А потом из-за двери донёсся звук. Что-то шипело на сковороде — не громко, а ровно, обыденно, как шипит масло под яичницей или лук, которому дали время. Потом стул — деревянный, по деревянному полу, с тем характерным скрежетом, который бывает только в старых домах, где мебель уже притёрлась к полу и всё равно скользит. Потом тишина. Потом снова сковорода. Я лежала и слушала эти звуки, и в них было что-то почти успокаивающее — не потому что я знала этого человека или доверяла ему, а просто потому что там был кто-то живой, кто делал обычные домашние вещи. Кто-то двигал стул и смотрел на сковороду и, вероятно, думал о том, достаточно ли там масла.

Я медленно, стараясь не тревожить затылок, перевела взгляд обратно на потолок. Трещина разветвлялась в центре на три части, и самая тонкая из них почти достигала люстры — маленькой, с одним плафоном в форме тюльпана, давно немытым. Снизу снова донёсся запах. Теперь я его опознала: кофе. Не растворимый, не из капсулы — что-то плотнее, гуще, с горьковатым дымным хвостом, который поднимается только от турки.

Я осторожно встала с постели и взяла в руки одежду, сложенную специально для меня. Брюки были холодными, потому что ткань ещё не согрелась. Я стояла посреди чужой спальни и смотрела на них в руках: льняные, бледно-серые, на два размера больше. Пояс я собрала и закрутила узлом сбоку — как в лагере, куда меня отправляли в двенадцать лет, где все вещи были чужими и чуть великоватыми.

Свитер лежал на спинке стула. Я натянула его через голову и на секунду задержалась так, не выходя лицом из горловины, — в темноте под шерстью пахло лавандой и ещё чем-то, что я не смогла назвать. Что-то между хозяйственным мылом и воском, может быть, от свечей, или просто от долгого хранения в шкафу.
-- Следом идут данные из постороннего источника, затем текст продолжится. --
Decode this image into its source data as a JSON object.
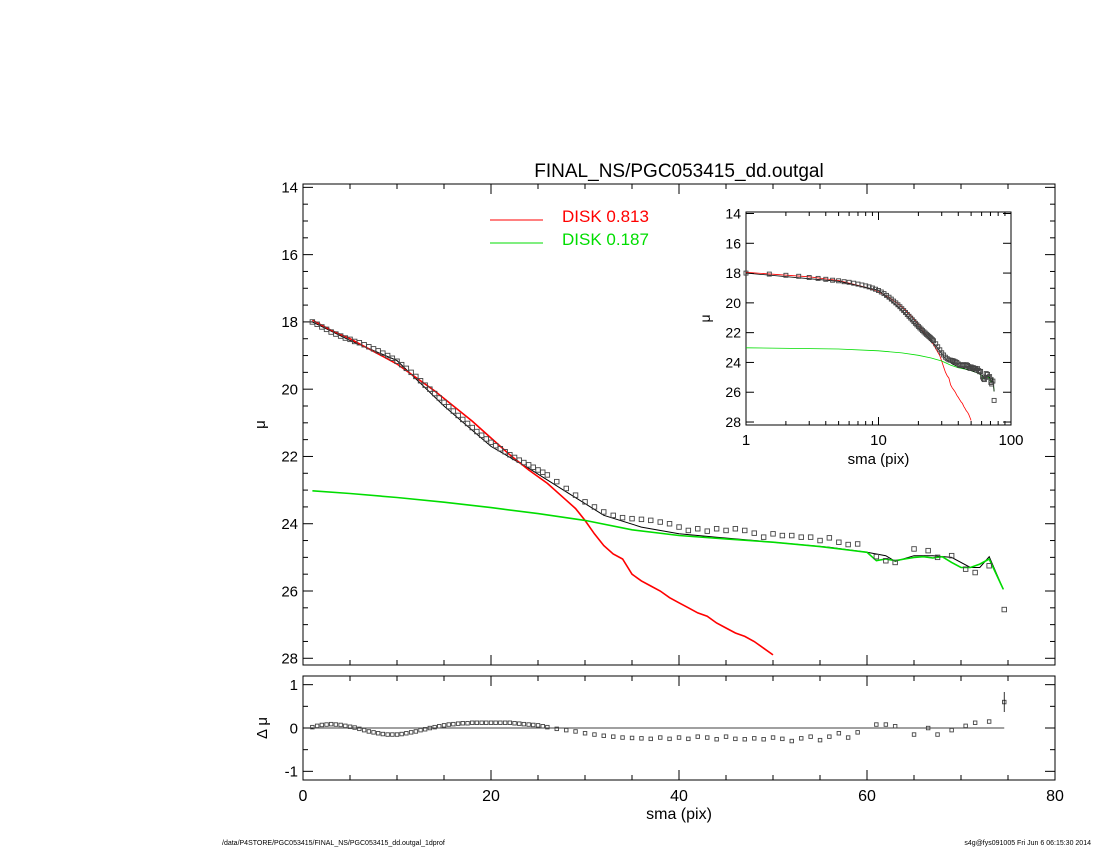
{
  "title": "FINAL_NS/PGC053415_dd.outgal",
  "footer": {
    "left": "/data/P4STORE/PGC053415/FINAL_NS/PGC053415_dd.outgal_1dprof",
    "right": "s4g@fys091005  Fri Jun  6 06:15:30 2014"
  },
  "colors": {
    "disk1": "#ff0000",
    "disk2": "#00dd00",
    "data": "#444444",
    "model": "#000000"
  },
  "chart_data": [
    {
      "type": "scatter",
      "panel": "main",
      "title": "FINAL_NS/PGC053415_dd.outgal",
      "xlabel": "sma (pix)",
      "ylabel": "μ",
      "xlim": [
        0,
        80
      ],
      "ylim": [
        28.2,
        13.9
      ],
      "y_inverted": true,
      "xticks": [
        "0",
        "20",
        "40",
        "60",
        "80"
      ],
      "yticks": [
        "14",
        "16",
        "18",
        "20",
        "22",
        "24",
        "26",
        "28"
      ],
      "legend": {
        "placement": "top-center",
        "entries": [
          {
            "label": "DISK",
            "value": "0.813",
            "color": "#ff0000"
          },
          {
            "label": "DISK",
            "value": "0.187",
            "color": "#00dd00"
          }
        ]
      },
      "data_points": {
        "x": [
          1,
          1.5,
          2,
          2.5,
          3,
          3.5,
          4,
          4.5,
          5,
          5.5,
          6,
          6.5,
          7,
          7.5,
          8,
          8.5,
          9,
          9.5,
          10,
          10.5,
          11,
          11.5,
          12,
          12.5,
          13,
          13.5,
          14,
          14.5,
          15,
          15.5,
          16,
          16.5,
          17,
          17.5,
          18,
          18.5,
          19,
          19.5,
          20,
          20.5,
          21,
          21.5,
          22,
          22.5,
          23,
          23.5,
          24,
          24.5,
          25,
          25.5,
          26,
          27,
          28,
          29,
          30,
          31,
          32,
          33,
          34,
          35,
          36,
          37,
          38,
          39,
          40,
          41,
          42,
          43,
          44,
          45,
          46,
          47,
          48,
          49,
          50,
          51,
          52,
          53,
          54,
          55,
          56,
          57,
          58,
          59,
          61,
          62,
          63,
          65,
          66.5,
          67.5,
          69,
          70.5,
          71.5,
          73,
          74.6
        ],
        "y": [
          18.0,
          18.07,
          18.15,
          18.22,
          18.3,
          18.36,
          18.42,
          18.48,
          18.52,
          18.58,
          18.62,
          18.68,
          18.74,
          18.8,
          18.86,
          18.93,
          19.0,
          19.08,
          19.17,
          19.27,
          19.38,
          19.5,
          19.62,
          19.75,
          19.88,
          20.0,
          20.13,
          20.26,
          20.39,
          20.52,
          20.65,
          20.78,
          20.9,
          21.02,
          21.14,
          21.26,
          21.37,
          21.48,
          21.58,
          21.68,
          21.77,
          21.86,
          21.95,
          22.03,
          22.11,
          22.18,
          22.25,
          22.32,
          22.4,
          22.47,
          22.55,
          22.75,
          22.95,
          23.15,
          23.35,
          23.5,
          23.65,
          23.75,
          23.82,
          23.85,
          23.87,
          23.9,
          23.95,
          24.0,
          24.1,
          24.2,
          24.15,
          24.22,
          24.15,
          24.2,
          24.15,
          24.2,
          24.28,
          24.4,
          24.3,
          24.35,
          24.35,
          24.4,
          24.4,
          24.5,
          24.42,
          24.55,
          24.62,
          24.6,
          24.98,
          25.1,
          25.15,
          24.75,
          24.8,
          25.0,
          24.95,
          25.35,
          25.45,
          25.25,
          26.55
        ]
      },
      "model_total": {
        "x": [
          1,
          5,
          10,
          15,
          20,
          24,
          28,
          32,
          36,
          40,
          44,
          48,
          52,
          56,
          60,
          62,
          63,
          65,
          67,
          69,
          71,
          72,
          73,
          74.5
        ],
        "y": [
          18.0,
          18.55,
          19.15,
          20.5,
          21.7,
          22.35,
          23.05,
          23.75,
          24.1,
          24.3,
          24.4,
          24.5,
          24.6,
          24.7,
          24.85,
          24.95,
          25.12,
          24.95,
          24.95,
          25.0,
          25.3,
          25.3,
          24.98,
          25.95
        ]
      },
      "series": [
        {
          "label": "DISK 0.813",
          "color": "#ff0000",
          "x": [
            1,
            3,
            5,
            8,
            10,
            12,
            14,
            16,
            18,
            20,
            22,
            24,
            26,
            28,
            29,
            30,
            31,
            32,
            33,
            34,
            35,
            36,
            37,
            38,
            39,
            40,
            41,
            42,
            43,
            44,
            45,
            46,
            47,
            48,
            49,
            50
          ],
          "y": [
            17.95,
            18.25,
            18.5,
            18.95,
            19.25,
            19.65,
            20.05,
            20.5,
            20.95,
            21.45,
            21.95,
            22.4,
            22.8,
            23.3,
            23.55,
            23.9,
            24.3,
            24.65,
            24.9,
            25.05,
            25.5,
            25.7,
            25.85,
            26.0,
            26.2,
            26.35,
            26.5,
            26.65,
            26.75,
            26.95,
            27.1,
            27.25,
            27.35,
            27.5,
            27.7,
            27.9
          ]
        },
        {
          "label": "DISK 0.187",
          "color": "#00dd00",
          "x": [
            1,
            5,
            10,
            15,
            20,
            25,
            30,
            35,
            40,
            45,
            50,
            55,
            58,
            60,
            61,
            62,
            63,
            64,
            65,
            66,
            67,
            68,
            69,
            70,
            71,
            72,
            73,
            74.5
          ],
          "y": [
            23.02,
            23.1,
            23.22,
            23.36,
            23.52,
            23.7,
            23.9,
            24.18,
            24.35,
            24.45,
            24.55,
            24.68,
            24.78,
            24.85,
            25.1,
            25.05,
            25.1,
            25.05,
            25.0,
            24.98,
            25.02,
            24.98,
            25.15,
            25.3,
            25.3,
            25.2,
            25.05,
            25.95
          ]
        }
      ]
    },
    {
      "type": "scatter",
      "panel": "residual",
      "xlabel": "sma (pix)",
      "ylabel": "Δ μ",
      "xlim": [
        0,
        80
      ],
      "ylim": [
        -1.2,
        1.2
      ],
      "xticks": [
        "0",
        "20",
        "40",
        "60",
        "80"
      ],
      "yticks": [
        "1",
        "0",
        "-1"
      ],
      "residuals": {
        "x": [
          1,
          1.5,
          2,
          2.5,
          3,
          3.5,
          4,
          4.5,
          5,
          5.5,
          6,
          6.5,
          7,
          7.5,
          8,
          8.5,
          9,
          9.5,
          10,
          10.5,
          11,
          11.5,
          12,
          12.5,
          13,
          13.5,
          14,
          14.5,
          15,
          15.5,
          16,
          16.5,
          17,
          17.5,
          18,
          18.5,
          19,
          19.5,
          20,
          20.5,
          21,
          21.5,
          22,
          22.5,
          23,
          23.5,
          24,
          24.5,
          25,
          25.5,
          26,
          27,
          28,
          29,
          30,
          31,
          32,
          33,
          34,
          35,
          36,
          37,
          38,
          39,
          40,
          41,
          42,
          43,
          44,
          45,
          46,
          47,
          48,
          49,
          50,
          51,
          52,
          53,
          54,
          55,
          56,
          57,
          58,
          59,
          61,
          62,
          63,
          65,
          66.5,
          67.5,
          69,
          70.5,
          71.5,
          73,
          74.6
        ],
        "y": [
          0.02,
          0.05,
          0.07,
          0.08,
          0.09,
          0.08,
          0.07,
          0.05,
          0.03,
          0.01,
          -0.02,
          -0.05,
          -0.08,
          -0.1,
          -0.12,
          -0.14,
          -0.15,
          -0.15,
          -0.15,
          -0.14,
          -0.12,
          -0.1,
          -0.08,
          -0.05,
          -0.03,
          0.0,
          0.02,
          0.04,
          0.06,
          0.08,
          0.09,
          0.1,
          0.11,
          0.11,
          0.12,
          0.12,
          0.12,
          0.12,
          0.12,
          0.12,
          0.12,
          0.12,
          0.12,
          0.11,
          0.1,
          0.09,
          0.08,
          0.07,
          0.06,
          0.04,
          0.02,
          -0.02,
          -0.05,
          -0.08,
          -0.12,
          -0.15,
          -0.18,
          -0.2,
          -0.22,
          -0.23,
          -0.24,
          -0.25,
          -0.22,
          -0.25,
          -0.22,
          -0.25,
          -0.2,
          -0.22,
          -0.26,
          -0.2,
          -0.25,
          -0.26,
          -0.24,
          -0.26,
          -0.22,
          -0.25,
          -0.3,
          -0.24,
          -0.2,
          -0.28,
          -0.2,
          -0.12,
          -0.22,
          -0.1,
          0.08,
          0.08,
          0.04,
          -0.15,
          0.0,
          -0.15,
          -0.05,
          0.05,
          0.12,
          0.15,
          0.6
        ]
      }
    },
    {
      "type": "scatter",
      "panel": "inset",
      "xlabel": "sma (pix)",
      "ylabel": "μ",
      "x_scale": "log",
      "xlim": [
        1,
        100
      ],
      "ylim": [
        28.2,
        13.9
      ],
      "y_inverted": true,
      "xticks": [
        "1",
        "10",
        "100"
      ],
      "yticks": [
        "14",
        "16",
        "18",
        "20",
        "22",
        "24",
        "26",
        "28"
      ]
    }
  ]
}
Я вышла из комнаты. Кухня была маленькой — ниже, чем я ждала, с потолком, который нависал почти как крышка. Над окном висели пучки сухих трав, связанные суровой нитью: ромашка, что-то тёмное и смолистое, ещё что-то, чего я не знала. Медные кастрюли на крюках вдоль одной стены — потемневшие у основания, начищенные сверху так сильно, что в них отражалась вся комната. На подоконнике три горшка с геранью — два с красными цветками, один уже отцвёл, — и между ними треснутая чашка без блюдца. Трещина шла от края до дна наискосок, как будто чашка однажды решила расколоться, но передумала на середине.

Анна стояла у плиты спиной ко мне. Помешивала что-то длинной деревянной ложкой — медленно, без суеты. Она что-то говорила негромко — я поняла, что это по-румынски, до того, как осознала, что не понимаю слов. Потом Анна чуть повернула голову, не оборачиваясь полностью, и перешла на английский:

— Садись. Кофе готов.

Стул подо мной скрипнул ровно так, как должен был скрипнуть деревянный стул в доме пожилой женщины в Румынии. Мне стало смешно — не громко, просто лёгкое тепло где-то за рёбрами. Я и представить не могла, что у меня сейчас получится смеяться, даже внутренне.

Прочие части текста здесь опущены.